New Zealand’s Millions of Years Old Pancake Rocks
In the town of Punakaiki on New Zealand’s South Island’s west coast lies the Pancake Rocks. Someone must have been hungry when deciding to name these rocks, because instead of calling them discs, or Frisbees, or simply stacked rocks, they got the moniker of Pancake Rocks due to the flat round stones making many stacks of “pancakes” around the area. The name is fitting…
History of the Pancake Rocks
The Pancake Rocks have a bit of mysterious allure to them as well. While scientists and geologists have figured out they are limestone created 35 million years ago under the sea by fragments of marine organisms thanks to a massive amount of mud and sand pushing down into the seabed with so much force the organisms turned into limestone. One thing geologists can’t quite comprehend, though, is why the limestone decided to stack up on top of each other in pancake-like layers. It’s generally believed stylobedding, which is the result of mudstone being compacted between layers of limestone due to the pressure of the sea; thanks to the mudstone being eroded faster than limestone over the years, the Pancake Rocks get their stacked effect. Geologists still aren’t sure why some minerals escaped the limestone to create the mudstone during the creation process.
Despite being created millions and millions of of years ago, it wasn’t until 100,000 years ago that the Pancake Rocks emerged from the water’s depths, due to an uplifting process in the earth that began five million years prior that also pushed up the Southern Alps.

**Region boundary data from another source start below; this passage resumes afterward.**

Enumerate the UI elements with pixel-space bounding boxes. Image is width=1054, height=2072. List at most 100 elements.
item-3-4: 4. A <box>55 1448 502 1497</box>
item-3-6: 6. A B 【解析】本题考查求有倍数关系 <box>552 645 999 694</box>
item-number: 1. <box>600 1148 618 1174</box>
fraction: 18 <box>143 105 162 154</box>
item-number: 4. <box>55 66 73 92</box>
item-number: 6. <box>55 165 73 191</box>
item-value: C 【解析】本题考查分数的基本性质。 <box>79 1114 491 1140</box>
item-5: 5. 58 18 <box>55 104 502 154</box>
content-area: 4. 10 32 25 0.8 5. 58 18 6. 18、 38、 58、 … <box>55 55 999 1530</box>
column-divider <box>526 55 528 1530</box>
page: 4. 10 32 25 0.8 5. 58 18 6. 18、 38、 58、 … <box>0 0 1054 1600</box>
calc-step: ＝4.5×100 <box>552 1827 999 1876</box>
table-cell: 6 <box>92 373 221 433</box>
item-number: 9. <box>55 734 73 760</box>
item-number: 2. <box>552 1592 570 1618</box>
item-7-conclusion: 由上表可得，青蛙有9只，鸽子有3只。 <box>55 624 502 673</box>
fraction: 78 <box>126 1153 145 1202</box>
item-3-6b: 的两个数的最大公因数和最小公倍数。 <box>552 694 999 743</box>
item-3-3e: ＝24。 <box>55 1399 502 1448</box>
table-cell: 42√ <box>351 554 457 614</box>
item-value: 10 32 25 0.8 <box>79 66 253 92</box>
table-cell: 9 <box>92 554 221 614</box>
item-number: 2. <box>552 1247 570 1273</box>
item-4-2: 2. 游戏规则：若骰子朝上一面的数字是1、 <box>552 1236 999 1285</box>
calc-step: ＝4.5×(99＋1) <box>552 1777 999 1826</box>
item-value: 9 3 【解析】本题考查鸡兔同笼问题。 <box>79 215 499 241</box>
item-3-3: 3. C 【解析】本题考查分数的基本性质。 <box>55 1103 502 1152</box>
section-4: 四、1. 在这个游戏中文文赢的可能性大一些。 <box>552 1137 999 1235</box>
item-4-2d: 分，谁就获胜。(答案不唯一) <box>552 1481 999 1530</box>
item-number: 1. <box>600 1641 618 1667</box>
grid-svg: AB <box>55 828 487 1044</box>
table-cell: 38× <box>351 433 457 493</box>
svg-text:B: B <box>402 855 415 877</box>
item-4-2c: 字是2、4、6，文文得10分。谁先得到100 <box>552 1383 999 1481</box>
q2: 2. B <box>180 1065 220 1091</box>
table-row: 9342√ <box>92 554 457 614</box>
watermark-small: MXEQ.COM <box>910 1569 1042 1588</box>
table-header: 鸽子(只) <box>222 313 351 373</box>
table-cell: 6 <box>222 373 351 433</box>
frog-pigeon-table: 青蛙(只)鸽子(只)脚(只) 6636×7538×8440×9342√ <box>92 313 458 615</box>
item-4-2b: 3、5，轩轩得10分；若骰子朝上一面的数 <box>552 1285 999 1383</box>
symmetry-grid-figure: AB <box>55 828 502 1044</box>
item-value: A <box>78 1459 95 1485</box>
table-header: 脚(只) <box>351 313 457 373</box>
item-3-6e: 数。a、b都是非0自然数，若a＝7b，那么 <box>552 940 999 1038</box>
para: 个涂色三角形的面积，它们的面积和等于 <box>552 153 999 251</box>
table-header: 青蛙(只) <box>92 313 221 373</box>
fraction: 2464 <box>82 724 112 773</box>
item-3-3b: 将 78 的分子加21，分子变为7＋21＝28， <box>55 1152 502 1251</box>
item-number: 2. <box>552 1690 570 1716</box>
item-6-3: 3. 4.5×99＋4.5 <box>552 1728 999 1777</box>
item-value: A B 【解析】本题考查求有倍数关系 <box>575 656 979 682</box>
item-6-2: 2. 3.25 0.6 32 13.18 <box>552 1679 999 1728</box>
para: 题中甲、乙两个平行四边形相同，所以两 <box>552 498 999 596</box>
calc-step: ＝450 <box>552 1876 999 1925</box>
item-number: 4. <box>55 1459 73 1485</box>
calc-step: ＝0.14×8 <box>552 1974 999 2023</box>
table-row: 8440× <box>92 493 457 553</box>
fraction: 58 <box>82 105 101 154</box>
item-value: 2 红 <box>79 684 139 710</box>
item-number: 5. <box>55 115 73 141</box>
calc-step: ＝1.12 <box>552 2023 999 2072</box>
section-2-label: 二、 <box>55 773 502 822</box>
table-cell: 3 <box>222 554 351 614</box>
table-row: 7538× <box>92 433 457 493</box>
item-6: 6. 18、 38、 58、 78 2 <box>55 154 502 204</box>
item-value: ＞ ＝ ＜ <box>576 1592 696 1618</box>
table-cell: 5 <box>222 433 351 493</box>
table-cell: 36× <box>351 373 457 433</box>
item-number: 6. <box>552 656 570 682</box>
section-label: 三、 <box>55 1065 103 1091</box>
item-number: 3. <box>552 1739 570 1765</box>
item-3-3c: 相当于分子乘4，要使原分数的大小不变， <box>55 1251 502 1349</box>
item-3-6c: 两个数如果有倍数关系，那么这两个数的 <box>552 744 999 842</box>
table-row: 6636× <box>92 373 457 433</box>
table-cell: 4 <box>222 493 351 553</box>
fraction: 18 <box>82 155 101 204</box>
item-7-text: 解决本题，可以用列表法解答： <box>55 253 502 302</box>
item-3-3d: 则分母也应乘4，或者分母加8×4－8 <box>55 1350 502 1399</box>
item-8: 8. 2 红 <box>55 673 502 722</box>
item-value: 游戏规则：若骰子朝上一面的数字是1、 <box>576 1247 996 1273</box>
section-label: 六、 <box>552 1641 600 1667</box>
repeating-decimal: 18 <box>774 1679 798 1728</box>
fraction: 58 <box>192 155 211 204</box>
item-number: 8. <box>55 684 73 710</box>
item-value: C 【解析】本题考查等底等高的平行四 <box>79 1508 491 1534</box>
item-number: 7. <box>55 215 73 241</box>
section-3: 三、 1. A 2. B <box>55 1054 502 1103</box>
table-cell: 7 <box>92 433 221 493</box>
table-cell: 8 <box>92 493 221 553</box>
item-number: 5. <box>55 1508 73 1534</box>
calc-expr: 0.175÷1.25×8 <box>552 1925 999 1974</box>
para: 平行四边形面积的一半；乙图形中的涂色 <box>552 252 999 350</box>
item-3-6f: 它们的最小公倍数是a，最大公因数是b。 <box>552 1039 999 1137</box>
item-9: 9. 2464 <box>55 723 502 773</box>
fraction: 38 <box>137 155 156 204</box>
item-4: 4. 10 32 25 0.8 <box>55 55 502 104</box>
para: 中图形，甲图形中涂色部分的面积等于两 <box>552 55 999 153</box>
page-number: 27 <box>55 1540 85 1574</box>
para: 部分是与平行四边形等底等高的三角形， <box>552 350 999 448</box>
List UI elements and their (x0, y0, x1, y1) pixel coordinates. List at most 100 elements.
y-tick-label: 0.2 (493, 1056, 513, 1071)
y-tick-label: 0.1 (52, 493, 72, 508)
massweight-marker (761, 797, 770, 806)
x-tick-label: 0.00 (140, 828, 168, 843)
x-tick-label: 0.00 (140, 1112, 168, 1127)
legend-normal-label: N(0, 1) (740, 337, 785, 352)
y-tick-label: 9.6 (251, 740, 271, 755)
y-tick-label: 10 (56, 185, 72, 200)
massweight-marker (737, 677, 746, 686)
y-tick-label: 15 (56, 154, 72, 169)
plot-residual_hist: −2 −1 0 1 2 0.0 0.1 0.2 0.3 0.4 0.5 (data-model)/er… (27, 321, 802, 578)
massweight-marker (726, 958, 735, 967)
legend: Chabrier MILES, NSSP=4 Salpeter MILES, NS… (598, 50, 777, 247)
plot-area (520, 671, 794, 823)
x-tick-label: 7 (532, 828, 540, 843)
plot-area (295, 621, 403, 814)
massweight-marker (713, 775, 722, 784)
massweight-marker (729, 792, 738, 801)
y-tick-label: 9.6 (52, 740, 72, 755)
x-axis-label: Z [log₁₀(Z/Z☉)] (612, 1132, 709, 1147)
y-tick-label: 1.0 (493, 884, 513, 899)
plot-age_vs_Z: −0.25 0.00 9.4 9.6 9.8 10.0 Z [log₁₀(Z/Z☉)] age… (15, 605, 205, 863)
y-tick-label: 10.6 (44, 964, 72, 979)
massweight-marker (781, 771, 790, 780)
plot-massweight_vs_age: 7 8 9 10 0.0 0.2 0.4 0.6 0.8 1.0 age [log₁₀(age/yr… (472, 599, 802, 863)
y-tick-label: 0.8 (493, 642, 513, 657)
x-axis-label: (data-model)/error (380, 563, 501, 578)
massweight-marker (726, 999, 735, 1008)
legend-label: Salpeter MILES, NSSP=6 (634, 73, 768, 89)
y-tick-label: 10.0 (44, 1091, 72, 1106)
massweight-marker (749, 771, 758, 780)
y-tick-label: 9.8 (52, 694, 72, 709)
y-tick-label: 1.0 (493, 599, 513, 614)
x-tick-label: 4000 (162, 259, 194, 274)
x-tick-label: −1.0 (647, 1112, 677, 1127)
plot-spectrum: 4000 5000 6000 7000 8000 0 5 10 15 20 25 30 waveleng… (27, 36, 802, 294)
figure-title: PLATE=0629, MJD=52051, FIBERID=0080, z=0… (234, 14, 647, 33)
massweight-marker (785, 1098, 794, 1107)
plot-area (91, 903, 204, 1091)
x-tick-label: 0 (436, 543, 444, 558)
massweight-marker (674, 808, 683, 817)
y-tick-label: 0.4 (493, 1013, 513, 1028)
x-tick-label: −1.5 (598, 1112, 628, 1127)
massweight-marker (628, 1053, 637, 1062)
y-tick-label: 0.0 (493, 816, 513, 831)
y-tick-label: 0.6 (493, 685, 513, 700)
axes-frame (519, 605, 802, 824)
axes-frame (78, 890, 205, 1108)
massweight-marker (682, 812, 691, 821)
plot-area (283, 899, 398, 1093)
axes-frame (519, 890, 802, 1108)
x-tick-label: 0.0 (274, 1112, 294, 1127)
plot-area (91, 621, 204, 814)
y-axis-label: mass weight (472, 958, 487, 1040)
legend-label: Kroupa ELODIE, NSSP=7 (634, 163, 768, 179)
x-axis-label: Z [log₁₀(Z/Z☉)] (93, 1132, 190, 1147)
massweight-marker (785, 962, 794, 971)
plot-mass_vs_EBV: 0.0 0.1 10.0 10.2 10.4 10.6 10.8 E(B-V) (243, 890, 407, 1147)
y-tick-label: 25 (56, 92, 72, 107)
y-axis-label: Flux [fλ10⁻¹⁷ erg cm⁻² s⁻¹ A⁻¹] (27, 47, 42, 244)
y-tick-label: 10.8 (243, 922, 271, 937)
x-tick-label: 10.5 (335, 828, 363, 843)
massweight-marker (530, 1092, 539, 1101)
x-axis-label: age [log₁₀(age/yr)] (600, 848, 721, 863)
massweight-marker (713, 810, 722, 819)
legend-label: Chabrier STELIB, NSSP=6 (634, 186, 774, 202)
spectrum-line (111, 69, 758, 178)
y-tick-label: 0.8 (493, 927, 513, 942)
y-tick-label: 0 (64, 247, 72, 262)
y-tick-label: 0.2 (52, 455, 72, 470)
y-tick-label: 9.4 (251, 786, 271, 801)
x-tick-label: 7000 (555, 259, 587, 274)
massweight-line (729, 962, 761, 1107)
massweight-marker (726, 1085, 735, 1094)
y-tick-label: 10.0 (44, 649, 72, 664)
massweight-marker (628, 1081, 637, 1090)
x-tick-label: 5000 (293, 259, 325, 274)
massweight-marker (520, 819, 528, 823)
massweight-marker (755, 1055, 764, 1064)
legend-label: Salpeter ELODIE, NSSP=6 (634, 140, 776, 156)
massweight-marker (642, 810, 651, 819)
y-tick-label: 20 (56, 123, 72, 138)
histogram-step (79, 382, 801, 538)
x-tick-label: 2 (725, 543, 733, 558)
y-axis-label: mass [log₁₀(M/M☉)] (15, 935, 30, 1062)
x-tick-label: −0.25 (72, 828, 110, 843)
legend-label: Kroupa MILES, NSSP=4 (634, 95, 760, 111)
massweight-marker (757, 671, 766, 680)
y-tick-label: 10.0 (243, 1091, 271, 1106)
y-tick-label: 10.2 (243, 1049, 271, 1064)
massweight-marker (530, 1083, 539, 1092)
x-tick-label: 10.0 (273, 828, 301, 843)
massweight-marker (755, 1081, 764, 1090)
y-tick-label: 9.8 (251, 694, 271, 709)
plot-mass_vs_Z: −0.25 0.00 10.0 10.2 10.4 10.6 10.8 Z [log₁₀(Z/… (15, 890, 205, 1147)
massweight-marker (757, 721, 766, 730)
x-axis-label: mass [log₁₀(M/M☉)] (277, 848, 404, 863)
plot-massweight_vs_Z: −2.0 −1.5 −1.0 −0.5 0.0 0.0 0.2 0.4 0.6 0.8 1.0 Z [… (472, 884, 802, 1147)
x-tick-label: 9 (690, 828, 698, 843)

The Pancake Rocks Blowholes
Amidst the many piles of rocks making up the Pancake Rocks park are blowholes. Show up to Pancake Rocks on the right day time and time when conditions are right, usually around the time the tide is coming in, and you’ll see water swishing up through the flat rocks and making a large whale spout type spray above the gleaming rocks.
The Pancake Rocks park is easy to get to as it’s just off the road with plenty of parking across from the entrance. A culinary name for a popular park needs food to go with it and there’s a restaurant and café across the road from the entrance to Pancake Rocks. If it’s too overpriced and touristy for you, head north to Westport or south to Greymouth for some eating establishments away from the hordes. Punakaiki also is home to hiking trails and is a great jumping off point for kayaking in the sea.